L’Uranien du Scorpion attire les amitiés actives par sa générosité et son dynamisme.
Ces amis, portés comme lui vers des idées de progrès et de révolution, font avec lui un groupe très agissant, une minorité qui n’a pas peur de remettre en question la civilisation dont elle vit.
Dans ce type de caractère, l’audace et la décision sont privilégiées au détriment des talents diplomatiques. Uranus en Scorpion n’est pas conciliateur. Il est d’autant plus accroché à ses idées qu’il a souvent des dons de double vue prophétiques, qu’un individu terre à terre ne comprend pas… L’intuition Uranienne est démultipliée par celle du Scorpion.
Dans cette position astrale, Uranus mal aspecté est un brûlot permanent, une bombe qui risque de détruire soit le natif, soit son entourage, ou les deux. Les possibilités d’autodestruction sont redoutables.
L’esprit de rébellion – qui est une chose excellente – amène, sous de mauvais aspects, le natif à perdre ses biens, ses affections intimes, sa vie… Le succès est compromis par des manières brutales, un orgueil démesuré. L’être devient explosif, ne se contient plus, agit comme s’il était soumis à une fatalité de destruction et de désintégration (qui vient, en fait, de lui-même !). Son sens critique est excessif ; il se change en tyran et fait régner la terreur autour de lui. Au point de vue affectif, les mauvais aspects de l’astre perturbent la sexualité, en livrant l’Uranien à ses obsessions (docteur Petiot). Il peut être complètement dépassé par ses pulsions sexuelles, ce qui rend impossible une vie familiale normale. Celle-ci était déjà bien aléatoire sous de bons aspects, car Uranus n’a pas le génie de l’intimité : les amis, l’aventure et la révolution passent en priorité avant le foyer, et celui-ci est détruit. Le destin est en à-coups brusques, en montagnes russes… ou chinoises ! Coups de chance, revers inattendus, rétablissements surprenants, la monotonie est absente de ce genre de vie. Visionnaire, écorché vif, individualiste, le natif refuse de s’aligner sur les idées de son entourage (Rommel, Mao). Si celles-ci sont étroites ou périmées, il a bien raison de s’insurger.

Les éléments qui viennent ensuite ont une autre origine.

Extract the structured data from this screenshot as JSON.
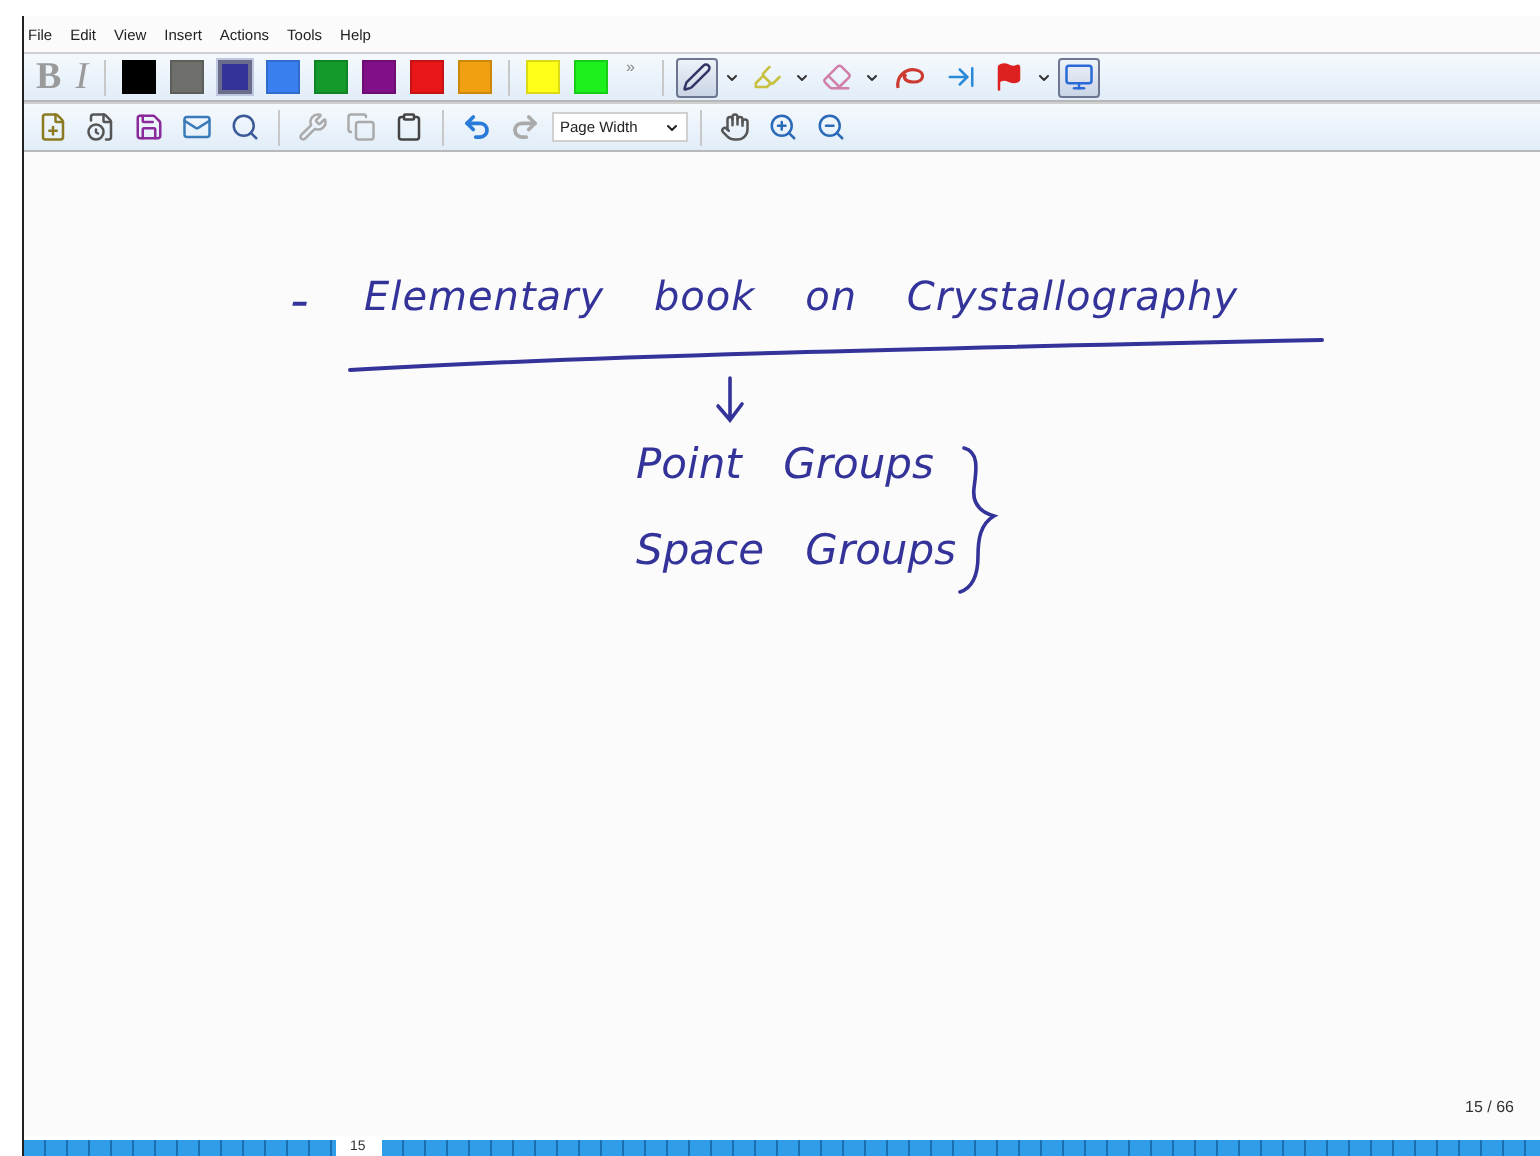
{
  "menu": [
    "File",
    "Edit",
    "View",
    "Insert",
    "Actions",
    "Tools",
    "Help"
  ],
  "format_buttons": [
    {
      "label": "B",
      "disabled": true
    },
    {
      "label": "I",
      "disabled": true
    }
  ],
  "pen_colors": [
    {
      "color": "#000000",
      "selected": false
    },
    {
      "color": "#6e6e6a",
      "selected": false
    },
    {
      "color": "#333399",
      "selected": true
    },
    {
      "color": "#3a7ff0",
      "selected": false
    },
    {
      "color": "#139a2a",
      "selected": false
    },
    {
      "color": "#800f88",
      "selected": false
    },
    {
      "color": "#e81616",
      "selected": false
    },
    {
      "color": "#f0a010",
      "selected": false
    },
    {
      "color": "#ffff1a",
      "selected": false
    },
    {
      "color": "#1ef01e",
      "selected": false
    }
  ],
  "overflow": "»",
  "tools": [
    {
      "kind": "pen",
      "selected": true
    },
    {
      "kind": "highlighter",
      "selected": false
    },
    {
      "kind": "eraser",
      "selected": false
    },
    {
      "kind": "lasso",
      "selected": false
    },
    {
      "kind": "space",
      "selected": false
    },
    {
      "kind": "flag",
      "selected": false
    },
    {
      "kind": "view",
      "selected": true
    }
  ],
  "zoom_select": {
    "value": "Page Width"
  },
  "ink": {
    "bullet": "-",
    "heading": "Elementary book on Crystallography",
    "items": [
      "Point Groups",
      "Space Groups"
    ]
  },
  "page_counter": "15 / 66",
  "current_page": "15"
}
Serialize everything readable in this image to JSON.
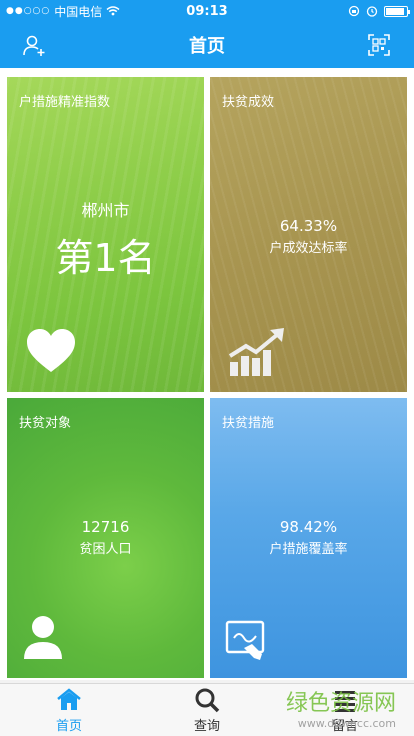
{
  "status": {
    "carrier": "中国电信",
    "time": "09:13",
    "battery_level": 0.9
  },
  "nav": {
    "title": "首页",
    "left_icon": "add-user-icon",
    "right_icon": "scan-icon"
  },
  "tiles": [
    {
      "label": "户措施精准指数",
      "city": "郴州市",
      "rank": "第1名",
      "icon": "heart-icon"
    },
    {
      "label": "扶贫成效",
      "value": "64.33%",
      "caption": "户成效达标率",
      "icon": "growth-chart-icon"
    },
    {
      "label": "扶贫对象",
      "value": "12716",
      "caption": "贫困人口",
      "icon": "person-icon"
    },
    {
      "label": "扶贫措施",
      "value": "98.42%",
      "caption": "户措施覆盖率",
      "icon": "document-edit-icon"
    }
  ],
  "tabs": [
    {
      "label": "首页",
      "icon": "home-icon",
      "active": true
    },
    {
      "label": "查询",
      "icon": "search-icon",
      "active": false
    },
    {
      "label": "留言",
      "icon": "message-list-icon",
      "active": false
    }
  ],
  "watermark": {
    "main": "绿色资源网",
    "sub": "www.downcc.com"
  },
  "colors": {
    "primary": "#1a9df0"
  }
}
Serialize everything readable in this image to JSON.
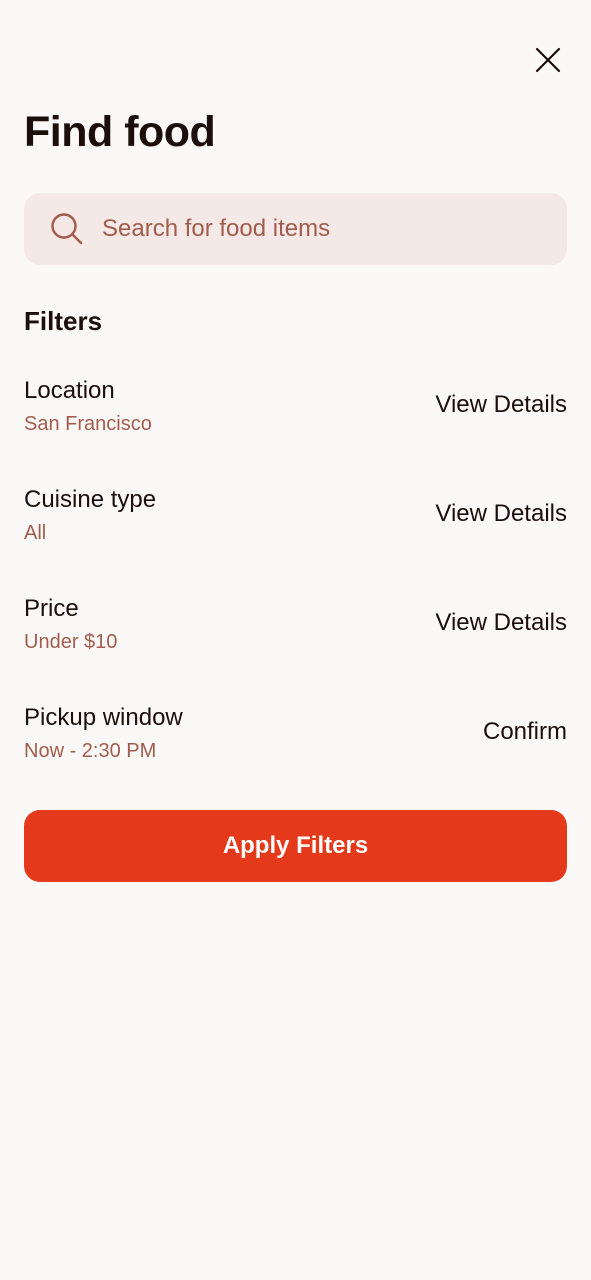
{
  "header": {
    "title": "Find food",
    "close_icon": "close-icon"
  },
  "search": {
    "placeholder": "Search for food items",
    "value": "",
    "icon": "search-icon"
  },
  "filters": {
    "heading": "Filters",
    "items": [
      {
        "label": "Location",
        "value": "San Francisco",
        "action": "View Details"
      },
      {
        "label": "Cuisine type",
        "value": "All",
        "action": "View Details"
      },
      {
        "label": "Price",
        "value": "Under $10",
        "action": "View Details"
      },
      {
        "label": "Pickup window",
        "value": "Now - 2:30 PM",
        "action": "Confirm"
      }
    ]
  },
  "apply_button": {
    "label": "Apply Filters"
  },
  "colors": {
    "background": "#FBF9F8",
    "accent": "#E43A1B",
    "search_background": "#F4E9E6",
    "secondary_text": "#A25C4C",
    "primary_text": "#1B0E0B"
  }
}
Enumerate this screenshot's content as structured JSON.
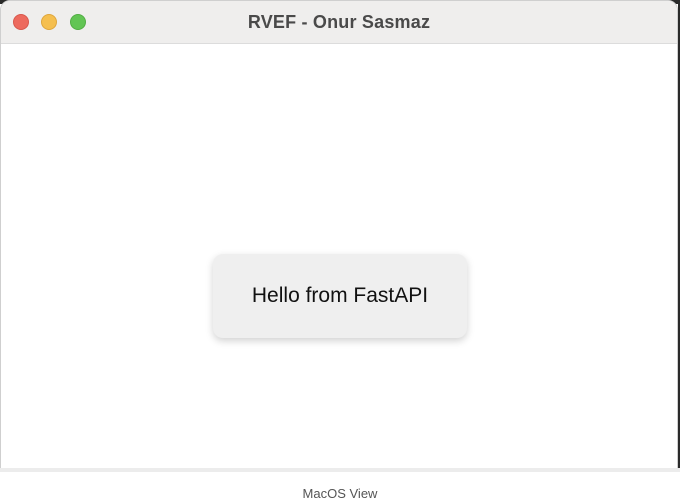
{
  "window": {
    "title": "RVEF - Onur Sasmaz",
    "controls": {
      "close": "close-button",
      "minimize": "minimize-button",
      "zoom": "zoom-button"
    }
  },
  "content": {
    "message": "Hello from FastAPI"
  },
  "caption": "MacOS View",
  "colors": {
    "close": "#ed6a5e",
    "minimize": "#f5bf4f",
    "zoom": "#62c554",
    "titlebar": "#efeeed",
    "card": "#efefef"
  }
}
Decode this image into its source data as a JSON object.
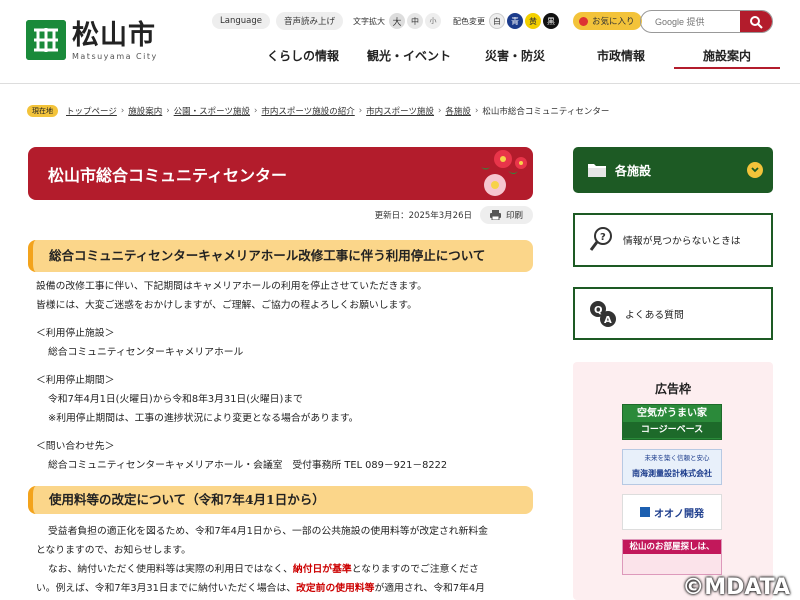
{
  "header": {
    "logo_name": "松山市",
    "logo_sub": "Matsuyama City",
    "language_label": "Language",
    "read_aloud_label": "音声読み上げ",
    "text_size_label": "文字拡大",
    "size_large": "大",
    "size_medium": "中",
    "size_small": "小",
    "color_label": "配色変更",
    "color_white": "白",
    "color_blue": "青",
    "color_yellow": "黄",
    "color_black": "黒",
    "favorite_label": "お気に入り",
    "search_placeholder": "Google 提供"
  },
  "gnav": [
    {
      "label": "くらしの情報"
    },
    {
      "label": "観光・イベント"
    },
    {
      "label": "災害・防災"
    },
    {
      "label": "市政情報"
    },
    {
      "label": "施設案内"
    }
  ],
  "breadcrumb": {
    "here_label": "現在地",
    "items": [
      "トップページ",
      "施設案内",
      "公園・スポーツ施設",
      "市内スポーツ施設の紹介",
      "市内スポーツ施設",
      "各施設"
    ],
    "current": "松山市総合コミュニティセンター"
  },
  "page": {
    "title": "松山市総合コミュニティセンター",
    "updated": "更新日：2025年3月26日",
    "print_label": "印刷"
  },
  "section1": {
    "heading": "総合コミュニティセンターキャメリアホール改修工事に伴う利用停止について",
    "intro_line1": "設備の改修工事に伴い、下記期間はキャメリアホールの利用を停止させていただきます。",
    "intro_line2": "皆様には、大変ご迷惑をおかけしますが、ご理解、ご協力の程よろしくお願いします。",
    "facility_label": "＜利用停止施設＞",
    "facility_value": "総合コミュニティセンターキャメリアホール",
    "period_label": "＜利用停止期間＞",
    "period_value": "令和7年4月1日(火曜日)から令和8年3月31日(火曜日)まで",
    "period_note": "※利用停止期間は、工事の進捗状況により変更となる場合があります。",
    "contact_label": "＜問い合わせ先＞",
    "contact_value": "総合コミュニティセンターキャメリアホール・会議室　受付事務所 TEL 089－921－8222"
  },
  "section2": {
    "heading": "使用料等の改定について（令和7年4月1日から）",
    "line1": "受益者負担の適正化を図るため、令和7年4月1日から、一部の公共施設の使用料等が改定され新料金",
    "line2": "となりますので、お知らせします。",
    "line3_a": "なお、納付いただく使用料等は実際の利用日ではなく、",
    "line3_red": "納付日が基準",
    "line3_b": "となりますのでご注意くださ",
    "line4_a": "い。例えば、令和7年3月31日までに納付いただく場合は、",
    "line4_red": "改定前の使用料等",
    "line4_b": "が適用され、令和7年4月"
  },
  "side": {
    "nav_label": "各施設",
    "card1_label": "情報が見つからないときは",
    "card2_label": "よくある質問",
    "ad_title": "広告枠",
    "ad1_line1": "空気がうまい家",
    "ad1_line2": "コージーベース",
    "ad2_line1": "未来を築く信頼と安心",
    "ad2_line2": "南海測量設計株式会社",
    "ad3_label": "オオノ開発",
    "ad4_line1": "松山のお部屋探しは、"
  },
  "watermark": "©MDATA",
  "colors": {
    "brand_red": "#b31c2c",
    "brand_green": "#1d5a24",
    "accent_yellow": "#f3c33a",
    "heading_bg": "#fbd68a"
  }
}
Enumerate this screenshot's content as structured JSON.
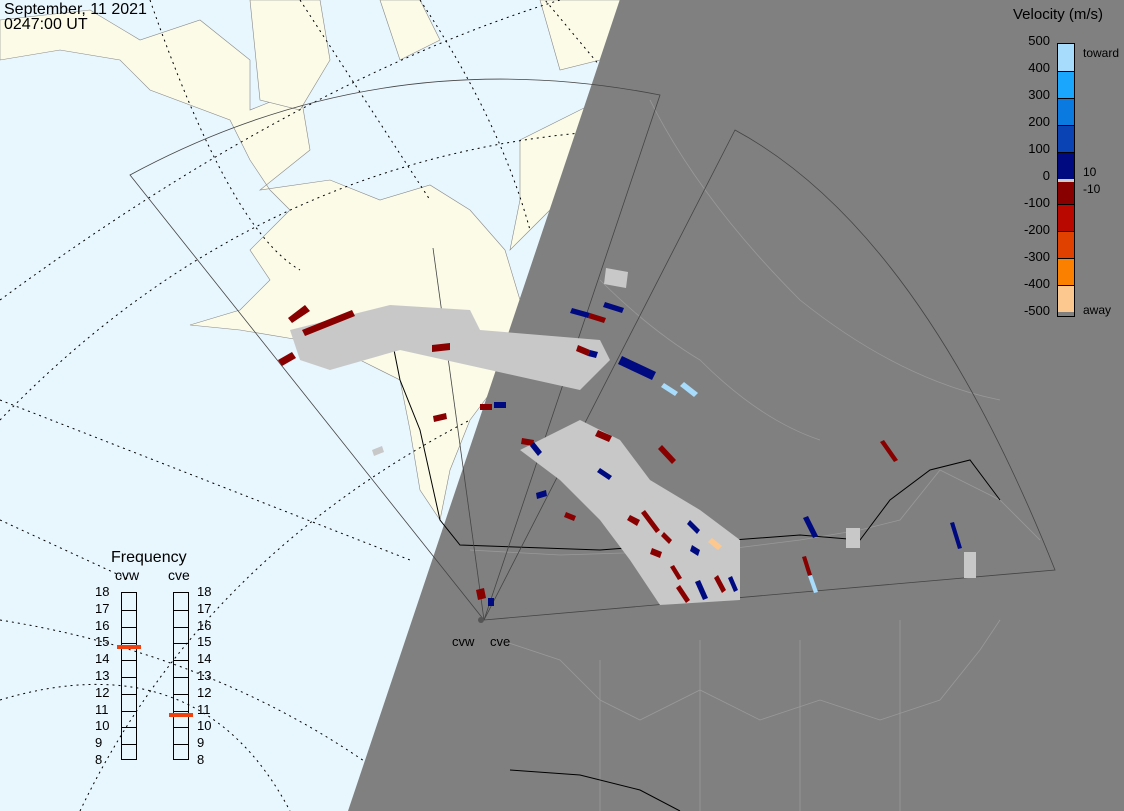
{
  "header": {
    "date": "September, 11 2021",
    "time": "0247:00 UT"
  },
  "colorbar": {
    "title": "Velocity (m/s)",
    "ticks": [
      "500",
      "400",
      "300",
      "200",
      "100",
      "0",
      "-100",
      "-200",
      "-300",
      "-400",
      "-500"
    ],
    "toward_label": "toward",
    "away_label": "away",
    "pos_threshold": "10",
    "neg_threshold": "-10",
    "colors": [
      "#a8dcfc",
      "#1aa6fc",
      "#0a7ae0",
      "#0a44b4",
      "#000a80",
      "#880000",
      "#b80800",
      "#e04000",
      "#fc8000",
      "#fcc890"
    ]
  },
  "frequency": {
    "title": "Frequency",
    "radars": [
      {
        "name": "cvw",
        "value_mhz": 14.7
      },
      {
        "name": "cve",
        "value_mhz": 10.7
      }
    ],
    "ticks": [
      "18",
      "17",
      "16",
      "15",
      "14",
      "13",
      "12",
      "11",
      "10",
      "9",
      "8"
    ],
    "marker_color": "#f04010"
  },
  "map": {
    "radar_labels": [
      "cvw",
      "cve"
    ],
    "colors": {
      "ocean": "#e8f6fe",
      "land": "#fbfbe8",
      "night": "#808080",
      "ground_scatter": "#c8c8c8"
    }
  }
}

Mais sous de mauvais aspects, il risque de ne pas écouter les avis de bon sens, et de s’embarquer dans des folies aux conséquences dramatiques. Cette disposition d’esprit anti-conformiste fait de lui un polémiste acide ou un marginal qui se bat contre les moulins à vent.
Au point de vue professionnel, sous de bons aspects, la réussite est facilitée dans n’importe quel métier demandant de la générosité, de l’esprit d’entreprise, des initiatives.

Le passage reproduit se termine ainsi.